Wall St rose as Goldman, J&J results lifted earnings mood; Nasdaq up 2%

Major global stocks rallied for a second straight session on Tuesday, with sentiment softened after the UK’s controversial budget cuts and after a string of strong US earnings. Many US companies are reporting solid profits in the most recent quarter, including Goldman Sachs and Johnson & Johnson. The investment bank rallied 5% after delivering results that beat estimates.

Above Wall Street, the Dow Jones rose 2% at the open after a strong trading day in Asia and Europe, as several major banks updated with healthy data. The S&P 500 rose 68.3 points, or 1.86%, to open at 3,746.26, while the Nasdaq Composite added 288.2 points, or 2.70%, to 10,963.98 at the open.

Analysts point to better-than-expected reports from Goldman Sachs and Johnson & Johnson as a positive driver for equities, along with changing investor sentiment.

Goldman Sachs reported lower profit in its results today, but the company still topped analyst expectations for strong trading revenue.

It followed positive earnings news from Bank of America on Monday, days after JPMorgan Chase and others also recorded solid numbers.

Johnson & Johnson, which brings in nearly half of its sales from outside the US, beat third-quarter expectations but narrowed its 2022 forecast range due to a stronger dollar. Shares rose 1.7% before the bell.

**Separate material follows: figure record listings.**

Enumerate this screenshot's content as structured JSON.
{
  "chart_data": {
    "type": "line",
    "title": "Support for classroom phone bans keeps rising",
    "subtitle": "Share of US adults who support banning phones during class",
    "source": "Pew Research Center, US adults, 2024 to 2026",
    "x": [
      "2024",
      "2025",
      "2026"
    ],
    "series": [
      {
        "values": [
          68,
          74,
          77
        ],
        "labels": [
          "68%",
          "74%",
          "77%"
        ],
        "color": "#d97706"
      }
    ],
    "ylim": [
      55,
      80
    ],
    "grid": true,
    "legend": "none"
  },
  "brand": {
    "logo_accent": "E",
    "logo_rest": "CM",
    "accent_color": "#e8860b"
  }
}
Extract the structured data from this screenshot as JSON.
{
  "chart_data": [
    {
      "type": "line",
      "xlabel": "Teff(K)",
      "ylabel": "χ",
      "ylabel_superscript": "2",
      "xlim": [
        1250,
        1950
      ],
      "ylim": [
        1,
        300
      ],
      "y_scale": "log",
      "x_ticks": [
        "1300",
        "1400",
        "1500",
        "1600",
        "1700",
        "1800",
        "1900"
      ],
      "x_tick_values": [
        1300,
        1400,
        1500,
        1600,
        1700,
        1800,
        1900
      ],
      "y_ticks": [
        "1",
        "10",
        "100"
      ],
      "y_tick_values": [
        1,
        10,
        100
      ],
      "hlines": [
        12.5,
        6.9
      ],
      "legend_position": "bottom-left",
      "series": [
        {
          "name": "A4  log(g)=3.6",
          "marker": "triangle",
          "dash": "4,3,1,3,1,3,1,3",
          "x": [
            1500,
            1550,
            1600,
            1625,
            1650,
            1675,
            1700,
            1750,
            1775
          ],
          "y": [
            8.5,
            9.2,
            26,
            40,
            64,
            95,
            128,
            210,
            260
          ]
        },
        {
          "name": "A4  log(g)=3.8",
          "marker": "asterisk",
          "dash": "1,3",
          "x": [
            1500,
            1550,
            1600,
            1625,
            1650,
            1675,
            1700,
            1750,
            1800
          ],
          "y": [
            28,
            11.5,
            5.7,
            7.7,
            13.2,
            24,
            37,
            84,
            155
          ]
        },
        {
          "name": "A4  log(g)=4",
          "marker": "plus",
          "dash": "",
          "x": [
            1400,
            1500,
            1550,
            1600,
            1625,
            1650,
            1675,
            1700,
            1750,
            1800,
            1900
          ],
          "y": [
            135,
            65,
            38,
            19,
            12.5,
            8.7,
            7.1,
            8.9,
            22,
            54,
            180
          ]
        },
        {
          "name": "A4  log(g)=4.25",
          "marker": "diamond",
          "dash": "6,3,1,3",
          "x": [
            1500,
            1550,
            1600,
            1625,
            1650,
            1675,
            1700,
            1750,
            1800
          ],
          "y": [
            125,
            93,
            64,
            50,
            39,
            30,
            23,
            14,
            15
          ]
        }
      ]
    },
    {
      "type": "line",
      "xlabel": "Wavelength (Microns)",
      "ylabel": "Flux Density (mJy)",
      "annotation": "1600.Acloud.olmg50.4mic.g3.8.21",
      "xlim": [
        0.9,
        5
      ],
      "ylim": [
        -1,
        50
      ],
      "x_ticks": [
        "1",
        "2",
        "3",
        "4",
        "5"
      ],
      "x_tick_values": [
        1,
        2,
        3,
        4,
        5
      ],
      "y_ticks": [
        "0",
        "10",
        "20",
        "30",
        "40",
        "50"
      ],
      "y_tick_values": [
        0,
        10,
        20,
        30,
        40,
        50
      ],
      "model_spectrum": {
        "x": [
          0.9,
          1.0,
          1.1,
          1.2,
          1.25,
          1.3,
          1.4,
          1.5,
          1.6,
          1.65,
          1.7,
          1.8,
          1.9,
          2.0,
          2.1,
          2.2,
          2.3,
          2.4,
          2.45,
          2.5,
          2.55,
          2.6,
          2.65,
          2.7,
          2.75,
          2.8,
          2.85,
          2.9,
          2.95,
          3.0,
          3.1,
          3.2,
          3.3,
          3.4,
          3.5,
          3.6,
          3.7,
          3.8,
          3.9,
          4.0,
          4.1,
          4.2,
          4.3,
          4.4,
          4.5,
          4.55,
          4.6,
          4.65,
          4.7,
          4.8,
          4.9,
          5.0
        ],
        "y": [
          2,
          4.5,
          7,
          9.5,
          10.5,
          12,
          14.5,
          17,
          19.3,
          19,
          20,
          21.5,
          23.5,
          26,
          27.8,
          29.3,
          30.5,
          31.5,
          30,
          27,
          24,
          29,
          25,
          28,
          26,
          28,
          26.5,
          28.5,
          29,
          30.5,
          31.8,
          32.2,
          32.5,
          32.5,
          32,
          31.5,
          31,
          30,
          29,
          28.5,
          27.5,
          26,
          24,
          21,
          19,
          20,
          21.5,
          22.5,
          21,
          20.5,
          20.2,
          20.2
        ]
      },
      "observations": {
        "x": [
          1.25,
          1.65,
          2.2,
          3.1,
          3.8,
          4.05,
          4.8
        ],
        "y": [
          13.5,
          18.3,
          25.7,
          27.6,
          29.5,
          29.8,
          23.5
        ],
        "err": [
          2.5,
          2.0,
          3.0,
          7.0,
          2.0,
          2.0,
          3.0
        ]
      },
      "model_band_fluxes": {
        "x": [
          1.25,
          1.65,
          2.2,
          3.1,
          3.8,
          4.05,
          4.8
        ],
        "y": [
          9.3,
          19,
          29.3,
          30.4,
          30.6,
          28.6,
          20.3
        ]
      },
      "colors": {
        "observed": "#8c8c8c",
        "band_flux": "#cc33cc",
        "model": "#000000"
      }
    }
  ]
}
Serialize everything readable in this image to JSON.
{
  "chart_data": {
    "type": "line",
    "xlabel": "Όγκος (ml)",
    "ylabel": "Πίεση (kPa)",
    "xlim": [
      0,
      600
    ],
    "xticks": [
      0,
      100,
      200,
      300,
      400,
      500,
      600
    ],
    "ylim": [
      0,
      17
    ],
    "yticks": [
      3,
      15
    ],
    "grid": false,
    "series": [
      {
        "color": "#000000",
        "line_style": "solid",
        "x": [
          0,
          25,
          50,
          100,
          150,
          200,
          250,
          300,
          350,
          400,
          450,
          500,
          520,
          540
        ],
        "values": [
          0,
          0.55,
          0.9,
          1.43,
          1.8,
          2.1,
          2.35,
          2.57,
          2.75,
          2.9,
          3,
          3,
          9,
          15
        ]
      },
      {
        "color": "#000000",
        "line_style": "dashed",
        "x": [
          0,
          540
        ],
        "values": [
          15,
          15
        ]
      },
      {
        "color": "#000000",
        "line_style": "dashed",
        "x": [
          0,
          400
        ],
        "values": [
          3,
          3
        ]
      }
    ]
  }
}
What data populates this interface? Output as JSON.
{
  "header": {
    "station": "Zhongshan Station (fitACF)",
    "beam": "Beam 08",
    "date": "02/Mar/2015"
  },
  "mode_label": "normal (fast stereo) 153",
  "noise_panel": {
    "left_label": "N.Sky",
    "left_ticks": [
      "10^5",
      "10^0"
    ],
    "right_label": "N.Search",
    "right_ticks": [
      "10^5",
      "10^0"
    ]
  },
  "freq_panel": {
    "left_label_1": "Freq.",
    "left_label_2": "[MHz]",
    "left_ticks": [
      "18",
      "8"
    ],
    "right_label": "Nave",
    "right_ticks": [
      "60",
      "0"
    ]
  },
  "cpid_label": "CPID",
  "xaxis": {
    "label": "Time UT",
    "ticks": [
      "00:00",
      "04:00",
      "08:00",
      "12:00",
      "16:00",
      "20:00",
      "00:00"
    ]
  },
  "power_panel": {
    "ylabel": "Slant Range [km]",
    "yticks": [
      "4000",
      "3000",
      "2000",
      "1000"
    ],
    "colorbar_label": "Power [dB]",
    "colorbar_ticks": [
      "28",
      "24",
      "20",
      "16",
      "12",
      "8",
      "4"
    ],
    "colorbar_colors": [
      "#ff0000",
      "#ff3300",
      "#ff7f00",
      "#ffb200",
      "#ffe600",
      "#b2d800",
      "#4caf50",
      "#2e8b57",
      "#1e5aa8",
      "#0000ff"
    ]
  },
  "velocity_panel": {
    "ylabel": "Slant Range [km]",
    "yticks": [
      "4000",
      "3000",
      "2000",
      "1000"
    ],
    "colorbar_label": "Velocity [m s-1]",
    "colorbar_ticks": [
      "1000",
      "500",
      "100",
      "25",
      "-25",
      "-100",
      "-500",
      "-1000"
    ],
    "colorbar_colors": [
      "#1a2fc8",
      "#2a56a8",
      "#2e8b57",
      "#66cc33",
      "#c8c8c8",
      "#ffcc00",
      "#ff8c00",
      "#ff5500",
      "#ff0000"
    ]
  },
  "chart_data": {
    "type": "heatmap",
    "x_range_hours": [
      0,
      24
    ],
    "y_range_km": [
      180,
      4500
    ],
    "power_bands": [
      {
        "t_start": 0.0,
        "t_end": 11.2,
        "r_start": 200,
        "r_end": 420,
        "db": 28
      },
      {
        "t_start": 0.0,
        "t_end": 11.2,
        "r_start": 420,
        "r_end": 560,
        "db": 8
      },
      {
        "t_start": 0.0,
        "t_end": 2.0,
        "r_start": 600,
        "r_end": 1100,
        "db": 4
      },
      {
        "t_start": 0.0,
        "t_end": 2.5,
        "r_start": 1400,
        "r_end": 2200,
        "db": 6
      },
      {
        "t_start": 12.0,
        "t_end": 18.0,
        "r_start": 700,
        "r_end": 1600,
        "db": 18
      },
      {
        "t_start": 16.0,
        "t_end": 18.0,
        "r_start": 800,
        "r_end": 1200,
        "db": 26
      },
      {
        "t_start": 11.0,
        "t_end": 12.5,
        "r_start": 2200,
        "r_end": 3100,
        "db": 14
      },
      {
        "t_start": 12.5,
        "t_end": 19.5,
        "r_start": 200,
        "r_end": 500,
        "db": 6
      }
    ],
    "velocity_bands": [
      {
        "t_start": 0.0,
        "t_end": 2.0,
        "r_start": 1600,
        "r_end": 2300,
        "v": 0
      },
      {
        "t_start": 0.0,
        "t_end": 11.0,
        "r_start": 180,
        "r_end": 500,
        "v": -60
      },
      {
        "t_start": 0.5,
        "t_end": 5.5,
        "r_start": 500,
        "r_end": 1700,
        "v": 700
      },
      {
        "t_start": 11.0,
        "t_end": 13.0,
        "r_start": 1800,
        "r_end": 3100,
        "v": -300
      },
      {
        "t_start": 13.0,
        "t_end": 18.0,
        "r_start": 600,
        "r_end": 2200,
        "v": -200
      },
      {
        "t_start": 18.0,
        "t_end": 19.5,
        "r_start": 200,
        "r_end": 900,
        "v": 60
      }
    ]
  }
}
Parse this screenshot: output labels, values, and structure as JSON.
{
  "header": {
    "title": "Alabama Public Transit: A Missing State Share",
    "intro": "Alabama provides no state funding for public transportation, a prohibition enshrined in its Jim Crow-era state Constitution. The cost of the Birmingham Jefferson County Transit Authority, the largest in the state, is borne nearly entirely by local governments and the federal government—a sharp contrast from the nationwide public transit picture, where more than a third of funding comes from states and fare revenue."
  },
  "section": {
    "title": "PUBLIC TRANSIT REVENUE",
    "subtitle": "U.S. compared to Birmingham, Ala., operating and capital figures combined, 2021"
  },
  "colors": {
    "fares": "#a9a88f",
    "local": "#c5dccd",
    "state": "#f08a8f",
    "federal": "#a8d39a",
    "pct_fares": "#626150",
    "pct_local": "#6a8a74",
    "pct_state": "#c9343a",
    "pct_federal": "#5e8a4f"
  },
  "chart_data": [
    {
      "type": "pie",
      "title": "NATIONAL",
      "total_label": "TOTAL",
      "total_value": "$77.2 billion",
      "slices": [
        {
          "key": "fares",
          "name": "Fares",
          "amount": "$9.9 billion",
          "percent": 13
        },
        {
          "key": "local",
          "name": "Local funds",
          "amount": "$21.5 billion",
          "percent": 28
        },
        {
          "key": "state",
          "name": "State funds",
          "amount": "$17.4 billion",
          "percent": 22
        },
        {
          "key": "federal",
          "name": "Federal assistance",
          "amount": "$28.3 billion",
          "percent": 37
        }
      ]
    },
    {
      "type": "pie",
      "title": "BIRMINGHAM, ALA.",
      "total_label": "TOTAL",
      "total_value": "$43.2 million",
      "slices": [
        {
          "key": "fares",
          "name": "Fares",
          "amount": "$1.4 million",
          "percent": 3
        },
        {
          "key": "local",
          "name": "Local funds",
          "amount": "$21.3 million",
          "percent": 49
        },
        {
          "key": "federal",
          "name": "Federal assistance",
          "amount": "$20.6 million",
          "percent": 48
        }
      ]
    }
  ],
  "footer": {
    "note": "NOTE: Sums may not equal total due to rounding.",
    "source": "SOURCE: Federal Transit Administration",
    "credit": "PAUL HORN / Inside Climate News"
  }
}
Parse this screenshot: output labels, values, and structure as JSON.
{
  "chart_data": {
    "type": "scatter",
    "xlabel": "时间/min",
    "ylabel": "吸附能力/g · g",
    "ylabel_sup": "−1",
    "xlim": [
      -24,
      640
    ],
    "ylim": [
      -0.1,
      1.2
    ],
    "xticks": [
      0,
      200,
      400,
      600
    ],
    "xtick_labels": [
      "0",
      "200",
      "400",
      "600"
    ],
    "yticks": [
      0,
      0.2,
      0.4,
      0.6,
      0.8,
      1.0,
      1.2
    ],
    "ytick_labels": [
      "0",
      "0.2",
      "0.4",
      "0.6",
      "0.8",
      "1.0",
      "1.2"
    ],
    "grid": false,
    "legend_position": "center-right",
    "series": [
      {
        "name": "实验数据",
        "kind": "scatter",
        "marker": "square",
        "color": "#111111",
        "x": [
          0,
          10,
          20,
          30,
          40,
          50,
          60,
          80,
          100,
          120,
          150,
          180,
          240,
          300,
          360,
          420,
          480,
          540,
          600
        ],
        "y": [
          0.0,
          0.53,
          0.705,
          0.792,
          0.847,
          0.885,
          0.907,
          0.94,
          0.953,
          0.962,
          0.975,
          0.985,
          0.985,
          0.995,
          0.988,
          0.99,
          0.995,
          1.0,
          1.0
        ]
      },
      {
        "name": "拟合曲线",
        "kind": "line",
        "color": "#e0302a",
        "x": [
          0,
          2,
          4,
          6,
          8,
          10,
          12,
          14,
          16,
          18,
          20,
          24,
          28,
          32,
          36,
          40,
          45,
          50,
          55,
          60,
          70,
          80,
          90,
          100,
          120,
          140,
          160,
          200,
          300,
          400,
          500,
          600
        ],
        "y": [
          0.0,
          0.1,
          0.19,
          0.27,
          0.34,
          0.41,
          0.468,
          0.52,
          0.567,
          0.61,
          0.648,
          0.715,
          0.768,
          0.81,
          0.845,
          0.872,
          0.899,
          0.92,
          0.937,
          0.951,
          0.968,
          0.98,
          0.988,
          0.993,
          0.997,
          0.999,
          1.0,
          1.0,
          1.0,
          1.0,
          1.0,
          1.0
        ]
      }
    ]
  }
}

“Better-than-expected US earnings reports ignited a rally on Wall Street with positive momentum reverberating across European markets,” said Interactive Investor analyst Victoria Scholar. AFP.

“Risk appetite is growing after a volatile week for the market, as corporate results are seen as a key driver of today’s price action.”

Treasury achieved

Treasuries rose, making yields lower across the board, while Bloomberg the gauge of the greenback slipped. The pound weakened after the Bank of England denied a report that it was delaying the sale of government bonds until markets calmed down.

Sentiment towards riskier assets has been boosted by positive corporate results, cheaper valuations have attracted buyers and after policy reversals have eased concerns about the UK market. But with headwinds from inflation, risks to the economy and hawkish central bankers continuing to confront investors, there’s debate over how long-term the returns will prove.

“There is still a strong sense of a bear market rally in trading throughout the last week,” said Craig Erlam, analyst at Oanda Europe Ltd., Craig Erlam. Senior market analyst at Oanda Europe Ltd. Inflation and interest rates are at their peak yet to be priced in. Those are significant headwinds that will make any stock market rally extremely challenging. “

Bank of America says sentiment towards stocks and global growth among the fund managers it surveyed indicates adequate speculation, paving the way for a stock rally in 2023. monthly of the bank’s global fund manager “calls for macro investment, investment capital investment, policy investment initiation”. Strategists led by Michael Hartnett wrote in a note on Tuesday. They expect stocks to bottom out in the first half of next year after the Federal Reserve finally pivoted away from raising interest rates.

The British pound weakened 0.3% after the BOE said a Financial Times report that the central bank was pushing back when to begin quantitative tightening was “inaccurate.”

The yen pauses in its run towards the closely watched 150-per-dollar level, which has investors on high alert for possible intervention. Japanese Finance Minister Shunichi Suzuki said he was monitoring market developments with a sense of urgency.

Elsewhere, oil transitioned between gains and losses as traders weighed the tightening market on fears of a global recession. Gold is also volatile and Bitcoin continues to trade below $20,000.